Là arrive la troisième théorie d'un grand complot Woody-allenien. Et si Mike Mills n'était que le fruit des créations du new-yorkais. Une sorte de créature de Frankenstein intellectuelle et névrosée. En d'autres termes, Mike Mills se serait construit en Homme avec comme modèle trop profond l'éternel narrateur de marivaudages modernes. Lui le dessinateur de pochettes d'albums à la créativité vaine, lui l'amoureux transi maladroit, lui qui en soirée déguisée joue un Freud stoïque ne cherche t-il pas une échappatoire au carcan romanesque et taquin de son modèle ? Le regard énamouré pour son père malade en dit long sur la jalousie tendre qu'il porte à un père qu'il préfère sauver que tuer.
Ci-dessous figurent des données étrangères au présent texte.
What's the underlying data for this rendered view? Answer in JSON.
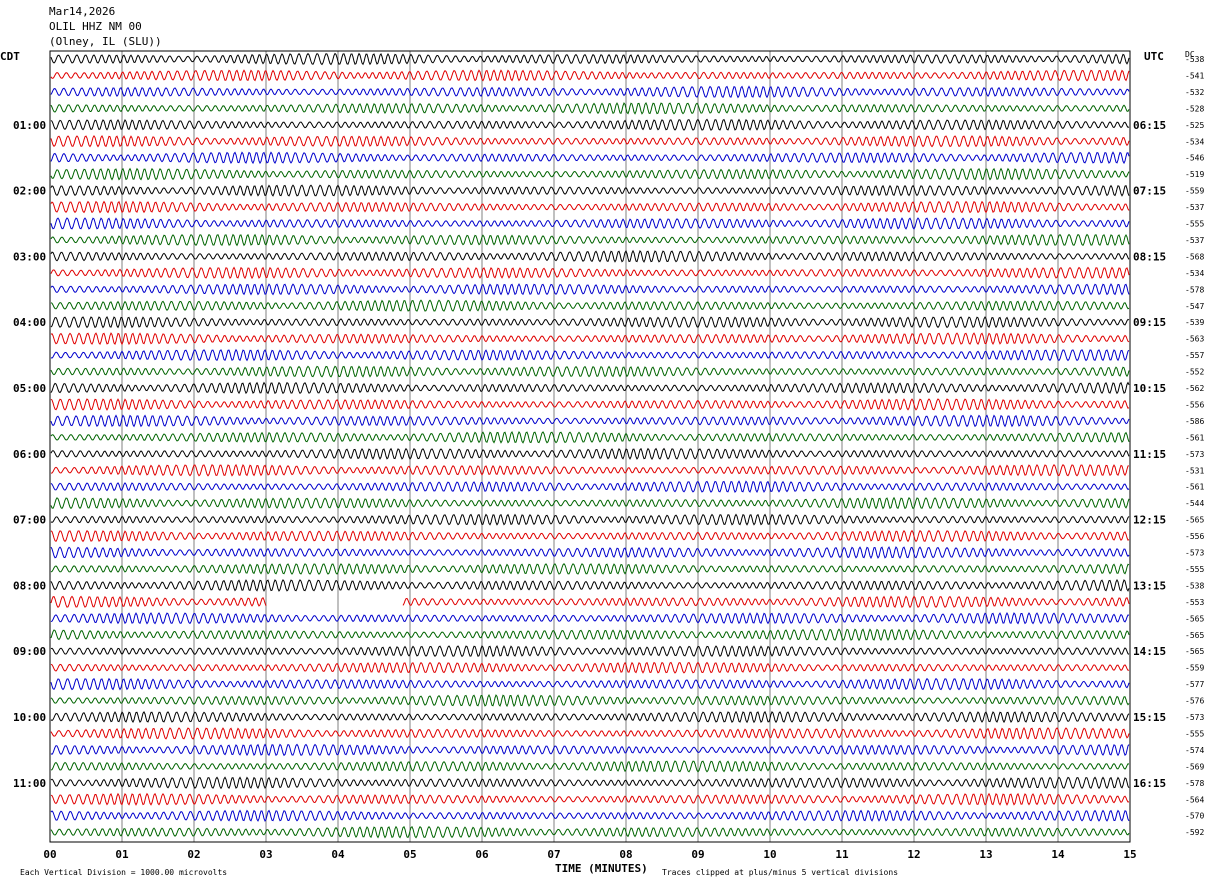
{
  "header": {
    "date": "Mar14,2026",
    "station": "OLIL HHZ NM 00",
    "location": "(Olney, IL (SLU))"
  },
  "left_axis_title": "CDT",
  "right_axis_title": "UTC",
  "dc_label": "DC",
  "x_axis_title": "TIME (MINUTES)",
  "footer_left": "Each Vertical Division = 1000.00 microvolts",
  "footer_right": "Traces clipped at plus/minus 5 vertical divisions",
  "chart_data": {
    "type": "line",
    "xlim": [
      0,
      15
    ],
    "x_ticks": [
      "00",
      "01",
      "02",
      "03",
      "04",
      "05",
      "06",
      "07",
      "08",
      "09",
      "10",
      "11",
      "12",
      "13",
      "14",
      "15"
    ],
    "left_hour_labels": [
      "01:00",
      "02:00",
      "03:00",
      "04:00",
      "05:00",
      "06:00",
      "07:00",
      "08:00",
      "09:00",
      "10:00",
      "11:00"
    ],
    "right_hour_labels": [
      "06:15",
      "07:15",
      "08:15",
      "09:15",
      "10:15",
      "11:15",
      "12:15",
      "13:15",
      "14:15",
      "15:15",
      "16:15"
    ],
    "trace_colors": [
      "#000000",
      "#e00000",
      "#0000cc",
      "#006400"
    ],
    "dc_offsets": [
      "-538",
      "-541",
      "-532",
      "-528",
      "-525",
      "-534",
      "-546",
      "-519",
      "-559",
      "-537",
      "-555",
      "-537",
      "-568",
      "-534",
      "-578",
      "-547",
      "-539",
      "-563",
      "-557",
      "-552",
      "-562",
      "-556",
      "-586",
      "-561",
      "-573",
      "-531",
      "-561",
      "-544",
      "-565",
      "-556",
      "-573",
      "-555",
      "-538",
      "-553",
      "-565",
      "-565",
      "-565",
      "-559",
      "-577",
      "-576",
      "-573",
      "-555",
      "-574",
      "-569",
      "-578",
      "-564",
      "-570",
      "-592"
    ]
  }
}
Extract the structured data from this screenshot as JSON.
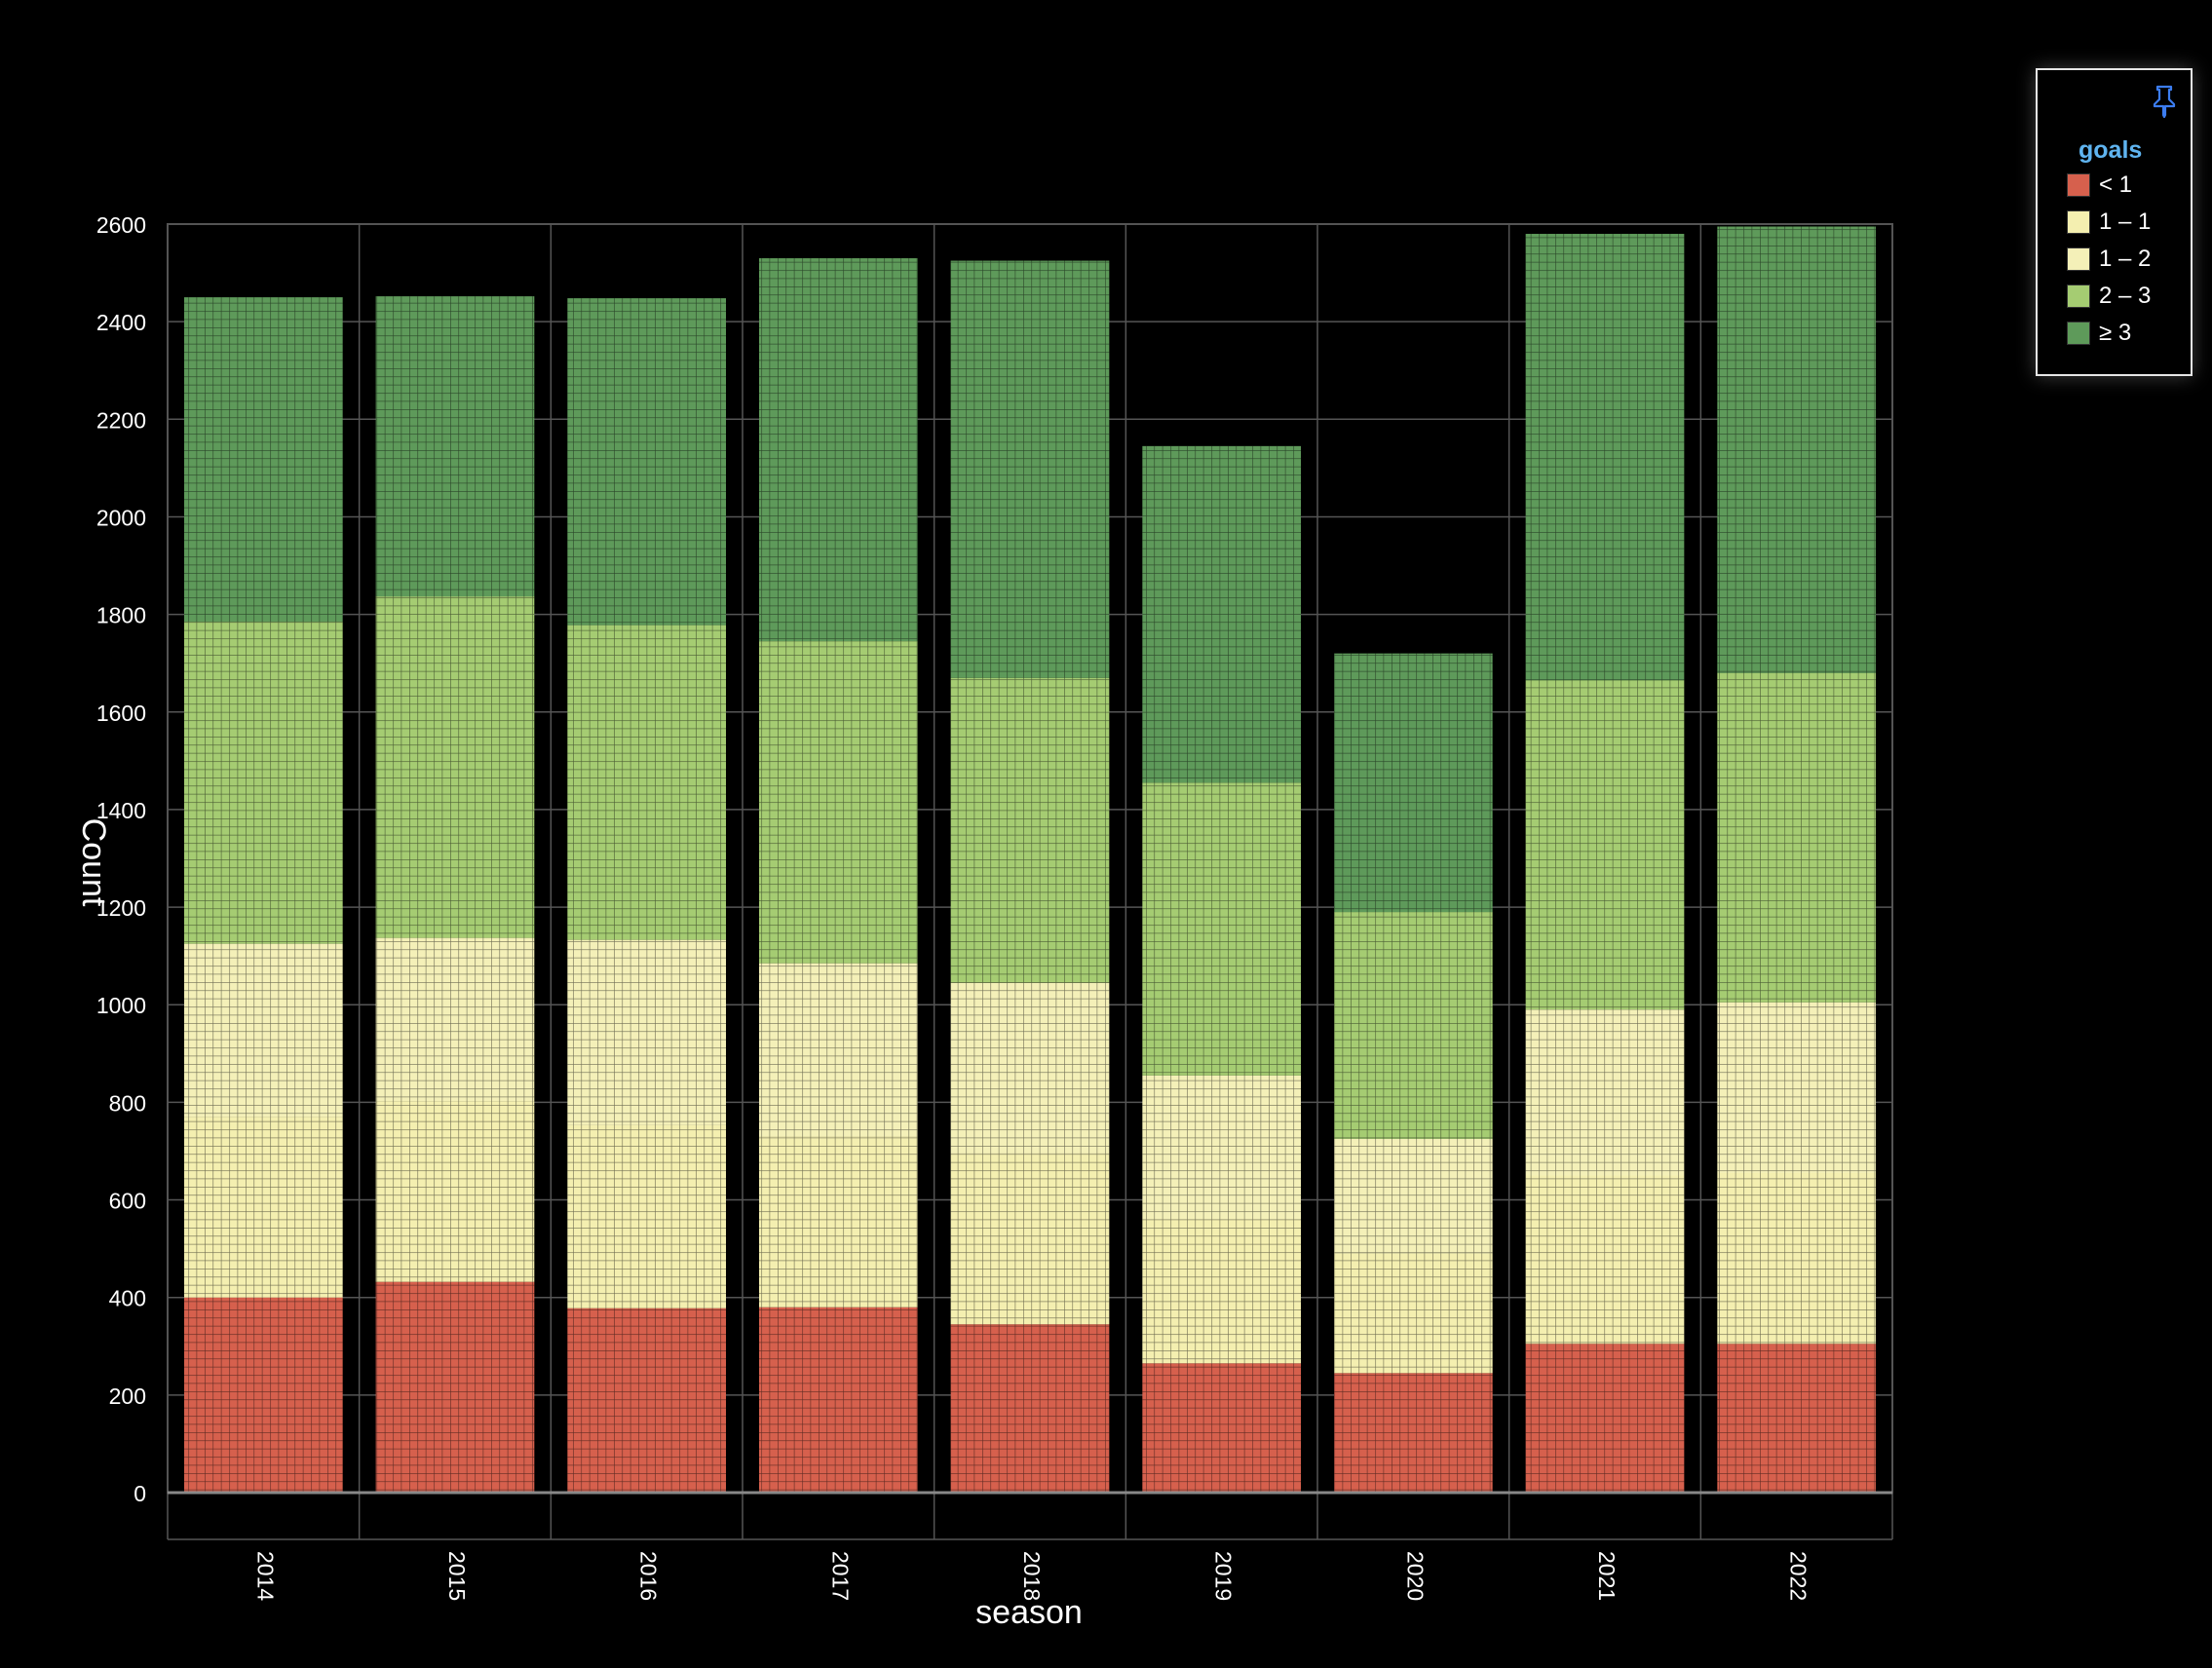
{
  "chart_data": {
    "type": "bar",
    "stacked": true,
    "xlabel": "season",
    "ylabel": "Count",
    "ylim": [
      0,
      2600
    ],
    "yticks": [
      0,
      200,
      400,
      600,
      800,
      1000,
      1200,
      1400,
      1600,
      1800,
      2000,
      2200,
      2400,
      2600
    ],
    "grid": true,
    "legend_position": "top-right",
    "legend_title": "goals",
    "categories": [
      "2014",
      "2015",
      "2016",
      "2017",
      "2018",
      "2019",
      "2020",
      "2021",
      "2022"
    ],
    "series": [
      {
        "name": "< 1",
        "color": "#d6604d",
        "values": [
          400,
          432,
          378,
          380,
          345,
          265,
          245,
          305,
          305
        ]
      },
      {
        "name": "1 – 1",
        "color": "#f4efb0",
        "values": [
          370,
          370,
          375,
          350,
          350,
          295,
          245,
          345,
          350
        ]
      },
      {
        "name": "1 – 2",
        "color": "#f4f0b8",
        "values": [
          355,
          335,
          380,
          355,
          350,
          295,
          235,
          340,
          350
        ]
      },
      {
        "name": "2 – 3",
        "color": "#a5cc72",
        "values": [
          660,
          700,
          645,
          660,
          625,
          600,
          465,
          675,
          675
        ]
      },
      {
        "name": "≥ 3",
        "color": "#5e9a5a",
        "values": [
          665,
          615,
          670,
          785,
          855,
          690,
          530,
          915,
          915
        ]
      }
    ]
  },
  "legend": {
    "title": "goals",
    "pin_icon": "pin-icon"
  },
  "colors": {
    "background": "#000000",
    "grid": "#555555",
    "legend_title": "#5fb4f0",
    "text": "#ffffff"
  }
}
Le mutisme des sentiments se traduit par un jeu sensuel dès lors qu'il tombe amoureux d'Anna (sans ses sœurs et sans « H »). Comment s'exprimer sans fard devant la fraicheur du jeu de Mélanie Laurent ? Il trouve la combine en inondant la pellicule de balades urbaines, de musiques folk-jazz, de pensées philosophiques légères sur la condition humaine. Le duo Plummer- Mc Gregor en relation père-fils surréaliste prouve encore une fois tout le bien que l'on pense d'eux. Ils ont chacun cette liberté folle du jeu, un phrasé unique mais toujours un air malin. Pas anodin qu'ils aient tous les deux incarnés Iago dans Othello sur les planches. Alors certes, la copie est moins belle que l'originale, mais Mike Mills semble avoir trouvé un sillon à creuser. Reste qu'on se demande quelle vie parallèle il sera obligé de créer s'il veut à nouveau réaliser.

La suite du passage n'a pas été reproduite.